C’est ainsi que le ministère de la justice a été prompt, suite au lynchage du voleur surpris en flagrant délit au souk de bétail de Boumia, à annoncer l’ouverture d’une enquête, et promettre que des poursuites seraient engagées contre les auteurs de l’agression.
« La fermeté » sera de rigueur «envers ceux qui essaient de se substituer à la loi », avait averti le ministère dans un communiqué.
L’opinion publique a, elle, été mise en émoi par ces cas répétés de vengeance de la populace contre de supposés méfaits attentatoires aux mœurs.
Ses appréhensions sont justifiées, car il y a un véritable risque de voir proliférer des groupes d’énergumènes, se croyant fondés à régenter les comportements sociaux à leur manière, et obnubilés qu’ils sont par des repères idéologiques étrangers à la société marocaine et aux référents religieux qui lui garantissent un vivre en commun.

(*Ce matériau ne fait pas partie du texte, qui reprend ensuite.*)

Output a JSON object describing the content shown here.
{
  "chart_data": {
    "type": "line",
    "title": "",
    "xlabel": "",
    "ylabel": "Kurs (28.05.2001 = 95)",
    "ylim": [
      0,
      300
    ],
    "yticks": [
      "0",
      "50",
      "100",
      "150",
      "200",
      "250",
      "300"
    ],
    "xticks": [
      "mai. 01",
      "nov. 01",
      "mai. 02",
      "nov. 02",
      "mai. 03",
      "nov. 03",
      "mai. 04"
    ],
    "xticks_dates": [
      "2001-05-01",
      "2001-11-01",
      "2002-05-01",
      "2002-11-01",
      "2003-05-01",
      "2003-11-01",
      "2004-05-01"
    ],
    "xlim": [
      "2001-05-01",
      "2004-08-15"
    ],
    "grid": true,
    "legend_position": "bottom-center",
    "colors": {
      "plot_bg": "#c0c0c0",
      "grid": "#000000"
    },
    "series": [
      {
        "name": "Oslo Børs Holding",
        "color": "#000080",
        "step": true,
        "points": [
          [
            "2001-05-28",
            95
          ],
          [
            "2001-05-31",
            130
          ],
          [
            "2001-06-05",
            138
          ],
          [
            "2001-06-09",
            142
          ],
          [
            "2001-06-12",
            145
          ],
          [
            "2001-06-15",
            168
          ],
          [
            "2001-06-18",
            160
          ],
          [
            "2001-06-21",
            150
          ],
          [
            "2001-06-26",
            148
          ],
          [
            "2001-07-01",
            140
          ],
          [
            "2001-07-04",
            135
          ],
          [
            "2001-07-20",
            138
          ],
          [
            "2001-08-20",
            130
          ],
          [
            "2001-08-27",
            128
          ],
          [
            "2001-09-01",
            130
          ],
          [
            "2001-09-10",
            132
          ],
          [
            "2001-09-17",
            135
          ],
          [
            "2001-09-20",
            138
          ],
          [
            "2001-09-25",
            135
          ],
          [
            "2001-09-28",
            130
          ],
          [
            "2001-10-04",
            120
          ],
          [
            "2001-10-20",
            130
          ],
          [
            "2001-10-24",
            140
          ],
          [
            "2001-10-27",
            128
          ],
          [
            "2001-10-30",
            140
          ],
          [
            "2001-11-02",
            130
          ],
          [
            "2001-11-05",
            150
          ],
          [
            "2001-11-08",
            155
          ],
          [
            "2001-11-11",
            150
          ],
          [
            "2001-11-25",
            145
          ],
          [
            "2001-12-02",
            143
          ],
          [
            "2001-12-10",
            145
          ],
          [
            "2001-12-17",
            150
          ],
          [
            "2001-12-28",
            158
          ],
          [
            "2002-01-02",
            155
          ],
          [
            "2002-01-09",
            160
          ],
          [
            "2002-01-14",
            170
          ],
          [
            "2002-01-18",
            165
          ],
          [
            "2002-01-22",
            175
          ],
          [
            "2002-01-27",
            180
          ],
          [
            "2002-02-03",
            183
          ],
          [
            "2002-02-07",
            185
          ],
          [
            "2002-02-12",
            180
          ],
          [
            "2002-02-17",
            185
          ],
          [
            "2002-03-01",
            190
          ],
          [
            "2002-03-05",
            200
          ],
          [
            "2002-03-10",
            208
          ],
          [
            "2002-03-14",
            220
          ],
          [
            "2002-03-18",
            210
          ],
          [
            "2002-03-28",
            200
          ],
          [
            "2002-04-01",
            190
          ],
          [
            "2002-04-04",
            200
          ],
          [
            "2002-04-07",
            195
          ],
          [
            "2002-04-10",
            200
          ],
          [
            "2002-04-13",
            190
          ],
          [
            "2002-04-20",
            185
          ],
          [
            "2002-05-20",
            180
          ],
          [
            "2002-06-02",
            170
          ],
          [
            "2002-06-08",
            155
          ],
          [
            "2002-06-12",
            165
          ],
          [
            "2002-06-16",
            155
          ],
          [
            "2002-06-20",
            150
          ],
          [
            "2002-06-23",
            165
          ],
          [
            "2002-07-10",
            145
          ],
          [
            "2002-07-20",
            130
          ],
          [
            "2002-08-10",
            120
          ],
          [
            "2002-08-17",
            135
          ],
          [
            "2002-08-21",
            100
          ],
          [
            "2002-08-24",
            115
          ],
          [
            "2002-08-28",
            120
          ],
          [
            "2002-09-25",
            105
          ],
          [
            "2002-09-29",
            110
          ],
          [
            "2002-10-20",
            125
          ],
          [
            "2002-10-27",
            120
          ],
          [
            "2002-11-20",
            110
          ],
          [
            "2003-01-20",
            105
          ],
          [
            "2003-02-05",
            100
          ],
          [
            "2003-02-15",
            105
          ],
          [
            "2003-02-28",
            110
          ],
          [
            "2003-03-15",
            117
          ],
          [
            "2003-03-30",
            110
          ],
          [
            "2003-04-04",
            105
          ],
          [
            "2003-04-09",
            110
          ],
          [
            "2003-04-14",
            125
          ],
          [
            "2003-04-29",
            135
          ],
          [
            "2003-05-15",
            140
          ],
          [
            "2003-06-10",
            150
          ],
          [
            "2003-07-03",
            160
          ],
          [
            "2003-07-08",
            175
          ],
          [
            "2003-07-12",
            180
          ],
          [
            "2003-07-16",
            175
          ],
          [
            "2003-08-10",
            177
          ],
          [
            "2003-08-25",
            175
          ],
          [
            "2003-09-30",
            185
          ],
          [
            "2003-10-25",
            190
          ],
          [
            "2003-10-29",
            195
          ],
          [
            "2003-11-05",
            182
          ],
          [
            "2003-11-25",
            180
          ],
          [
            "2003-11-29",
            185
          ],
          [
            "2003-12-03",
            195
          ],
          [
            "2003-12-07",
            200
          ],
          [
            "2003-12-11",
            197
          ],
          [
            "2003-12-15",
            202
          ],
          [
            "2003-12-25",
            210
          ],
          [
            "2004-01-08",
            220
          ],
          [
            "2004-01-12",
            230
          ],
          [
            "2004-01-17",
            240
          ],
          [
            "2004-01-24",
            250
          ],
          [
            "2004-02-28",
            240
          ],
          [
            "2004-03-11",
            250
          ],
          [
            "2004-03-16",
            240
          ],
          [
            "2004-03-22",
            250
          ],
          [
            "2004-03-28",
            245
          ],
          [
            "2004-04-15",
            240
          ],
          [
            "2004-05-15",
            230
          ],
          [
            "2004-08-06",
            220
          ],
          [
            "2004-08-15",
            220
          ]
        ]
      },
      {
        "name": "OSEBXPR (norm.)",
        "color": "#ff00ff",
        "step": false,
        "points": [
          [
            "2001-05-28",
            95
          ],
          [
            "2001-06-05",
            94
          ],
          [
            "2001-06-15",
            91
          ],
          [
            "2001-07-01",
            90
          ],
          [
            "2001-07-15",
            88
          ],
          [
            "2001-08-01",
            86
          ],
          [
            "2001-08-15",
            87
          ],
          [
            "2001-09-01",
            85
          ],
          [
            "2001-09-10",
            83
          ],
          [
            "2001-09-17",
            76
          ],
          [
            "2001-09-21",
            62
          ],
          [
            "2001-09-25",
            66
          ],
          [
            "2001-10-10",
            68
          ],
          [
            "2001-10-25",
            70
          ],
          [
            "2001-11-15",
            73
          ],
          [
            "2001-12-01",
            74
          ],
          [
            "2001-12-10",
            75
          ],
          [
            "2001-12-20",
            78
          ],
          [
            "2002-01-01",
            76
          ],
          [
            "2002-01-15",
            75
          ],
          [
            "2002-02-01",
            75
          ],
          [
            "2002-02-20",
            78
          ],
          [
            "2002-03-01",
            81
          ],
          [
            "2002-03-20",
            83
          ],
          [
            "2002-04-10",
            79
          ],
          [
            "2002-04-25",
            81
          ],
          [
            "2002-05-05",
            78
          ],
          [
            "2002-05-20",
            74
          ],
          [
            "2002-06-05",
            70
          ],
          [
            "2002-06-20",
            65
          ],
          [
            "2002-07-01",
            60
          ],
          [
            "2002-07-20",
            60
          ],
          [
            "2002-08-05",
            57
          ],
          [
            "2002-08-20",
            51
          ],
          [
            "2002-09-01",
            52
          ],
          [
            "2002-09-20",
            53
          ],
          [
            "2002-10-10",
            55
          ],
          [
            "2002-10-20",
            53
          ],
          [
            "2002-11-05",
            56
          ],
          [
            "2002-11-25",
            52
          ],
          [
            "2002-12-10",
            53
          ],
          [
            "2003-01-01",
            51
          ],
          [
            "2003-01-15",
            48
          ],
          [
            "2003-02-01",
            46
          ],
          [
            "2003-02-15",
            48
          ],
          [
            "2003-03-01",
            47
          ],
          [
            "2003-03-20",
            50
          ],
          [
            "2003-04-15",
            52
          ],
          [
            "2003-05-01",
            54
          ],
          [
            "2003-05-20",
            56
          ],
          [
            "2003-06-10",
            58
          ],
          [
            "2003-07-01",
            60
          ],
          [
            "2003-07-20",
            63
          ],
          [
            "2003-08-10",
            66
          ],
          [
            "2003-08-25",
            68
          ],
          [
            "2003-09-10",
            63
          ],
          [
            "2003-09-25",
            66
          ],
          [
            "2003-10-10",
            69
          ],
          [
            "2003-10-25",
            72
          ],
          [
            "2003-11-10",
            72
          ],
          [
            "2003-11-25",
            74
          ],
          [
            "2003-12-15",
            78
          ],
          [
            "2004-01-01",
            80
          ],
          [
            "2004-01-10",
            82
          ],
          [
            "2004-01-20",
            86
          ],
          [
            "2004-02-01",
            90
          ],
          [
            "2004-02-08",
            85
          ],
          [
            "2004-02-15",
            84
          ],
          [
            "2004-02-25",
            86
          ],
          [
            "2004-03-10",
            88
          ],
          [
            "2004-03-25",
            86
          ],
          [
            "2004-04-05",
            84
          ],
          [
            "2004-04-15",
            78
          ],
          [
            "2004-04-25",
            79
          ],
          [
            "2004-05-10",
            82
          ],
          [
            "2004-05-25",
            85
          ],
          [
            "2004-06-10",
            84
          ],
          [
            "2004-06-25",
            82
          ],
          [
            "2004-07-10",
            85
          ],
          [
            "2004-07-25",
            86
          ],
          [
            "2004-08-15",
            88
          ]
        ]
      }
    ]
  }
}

Il n’empêche, cependant, que dans toute société librement organisée, le vivre ensemble commande un minimum de code comportemental, fait de convenances et d’usages communément admis, qui fondent le respect mutuel et la préservation de la dignité des uns et des autres .
Autrement, ce serait une régression vers les périodes sombres de l’humanité où la notion d’Etat et ce qui s’y attache comme modes d’organisation, basés sur des idéaux et des valeurs communes, étaient archi-méconnus.